1001 Filmes

cinema | poesia | verdade

Os Inventados (Los Inventados)

Leo Basilico, Nicolás Longinotti, Pablo Rodríguez Pandolfi. Argentina, 2021.

Durante um fim de semana, Lucas participa de um workshop de atuação em que todos precisam fingir ser outra pessoa. Porém, a cada dia que passa, um participante desaparece sem deixar vestígios de sua existência e Lucas parece ser o único a se dar conta disso. Será que todos têm uma tarefa diferente da sua? Ou ele também poderá desaparecer misteriosamente?
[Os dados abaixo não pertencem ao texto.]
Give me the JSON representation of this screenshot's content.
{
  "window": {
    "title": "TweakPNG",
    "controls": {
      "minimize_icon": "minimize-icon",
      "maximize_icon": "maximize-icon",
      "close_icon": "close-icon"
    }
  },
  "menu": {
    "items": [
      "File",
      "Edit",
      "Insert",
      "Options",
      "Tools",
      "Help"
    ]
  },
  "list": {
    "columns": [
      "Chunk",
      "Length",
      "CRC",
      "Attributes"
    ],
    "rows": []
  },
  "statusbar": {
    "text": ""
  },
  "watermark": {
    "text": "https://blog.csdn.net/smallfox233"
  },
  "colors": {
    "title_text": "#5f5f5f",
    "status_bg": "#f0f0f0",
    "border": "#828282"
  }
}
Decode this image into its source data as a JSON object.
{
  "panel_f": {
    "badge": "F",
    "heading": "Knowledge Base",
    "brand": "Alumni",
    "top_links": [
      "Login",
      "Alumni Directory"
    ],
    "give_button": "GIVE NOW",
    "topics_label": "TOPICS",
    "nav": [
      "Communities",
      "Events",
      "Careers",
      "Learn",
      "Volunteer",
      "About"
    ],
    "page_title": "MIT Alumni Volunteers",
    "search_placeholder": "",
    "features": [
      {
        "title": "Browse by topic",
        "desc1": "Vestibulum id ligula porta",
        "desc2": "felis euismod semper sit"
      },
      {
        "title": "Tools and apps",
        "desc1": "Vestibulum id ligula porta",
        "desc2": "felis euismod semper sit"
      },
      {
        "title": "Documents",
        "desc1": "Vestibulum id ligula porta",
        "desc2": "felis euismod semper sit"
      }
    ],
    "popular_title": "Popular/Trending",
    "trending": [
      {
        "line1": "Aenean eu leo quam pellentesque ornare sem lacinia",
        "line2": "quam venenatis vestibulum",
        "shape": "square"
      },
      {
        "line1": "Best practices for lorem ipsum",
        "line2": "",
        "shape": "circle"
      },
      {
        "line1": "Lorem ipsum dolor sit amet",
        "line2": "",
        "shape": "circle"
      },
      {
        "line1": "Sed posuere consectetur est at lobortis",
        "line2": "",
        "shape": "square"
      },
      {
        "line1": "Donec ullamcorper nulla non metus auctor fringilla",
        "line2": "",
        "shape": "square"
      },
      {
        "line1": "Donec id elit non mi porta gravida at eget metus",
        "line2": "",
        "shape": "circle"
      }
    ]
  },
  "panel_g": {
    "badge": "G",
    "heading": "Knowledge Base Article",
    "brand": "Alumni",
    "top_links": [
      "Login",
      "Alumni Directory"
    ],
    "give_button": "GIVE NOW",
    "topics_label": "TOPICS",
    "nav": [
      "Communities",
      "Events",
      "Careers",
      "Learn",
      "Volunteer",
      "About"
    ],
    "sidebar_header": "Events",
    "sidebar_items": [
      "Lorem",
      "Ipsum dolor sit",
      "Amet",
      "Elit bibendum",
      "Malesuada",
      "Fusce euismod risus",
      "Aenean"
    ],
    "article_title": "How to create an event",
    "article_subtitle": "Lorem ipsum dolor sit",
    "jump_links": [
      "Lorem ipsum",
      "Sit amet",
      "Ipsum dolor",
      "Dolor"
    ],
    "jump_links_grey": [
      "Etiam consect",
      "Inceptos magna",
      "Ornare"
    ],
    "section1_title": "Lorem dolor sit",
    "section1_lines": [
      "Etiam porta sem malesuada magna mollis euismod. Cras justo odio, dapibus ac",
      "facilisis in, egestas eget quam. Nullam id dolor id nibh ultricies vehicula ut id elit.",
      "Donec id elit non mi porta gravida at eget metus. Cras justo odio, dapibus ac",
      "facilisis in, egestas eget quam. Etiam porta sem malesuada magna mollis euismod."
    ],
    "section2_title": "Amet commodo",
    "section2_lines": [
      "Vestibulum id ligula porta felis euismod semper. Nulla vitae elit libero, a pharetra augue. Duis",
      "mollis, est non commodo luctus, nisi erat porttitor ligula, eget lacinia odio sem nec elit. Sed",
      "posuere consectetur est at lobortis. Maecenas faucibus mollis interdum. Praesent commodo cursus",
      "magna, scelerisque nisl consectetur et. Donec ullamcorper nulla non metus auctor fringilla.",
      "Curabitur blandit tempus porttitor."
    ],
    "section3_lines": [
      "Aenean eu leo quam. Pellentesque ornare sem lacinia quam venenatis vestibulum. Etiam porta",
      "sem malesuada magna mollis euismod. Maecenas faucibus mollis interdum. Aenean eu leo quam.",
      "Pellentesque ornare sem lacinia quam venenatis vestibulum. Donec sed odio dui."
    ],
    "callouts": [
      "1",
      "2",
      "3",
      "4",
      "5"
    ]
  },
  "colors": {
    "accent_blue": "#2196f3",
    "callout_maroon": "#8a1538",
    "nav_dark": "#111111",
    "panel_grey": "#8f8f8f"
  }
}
“Os Inventados” aborda o existencialismo através de um conceito extremamente original. Há uma atmosfera de blefe psicológico rondando cada momento, noite após noite, desafiando o espectador a tentar compreendê-la, elaborar teorias, diferenciar o que é real do que é fictício. Esse jogo mental vai caminhando cada vez mais longe de onde iniciou-se, presenteando o público com a satisfação da novidade, do experimento, das hipóteses exploradas.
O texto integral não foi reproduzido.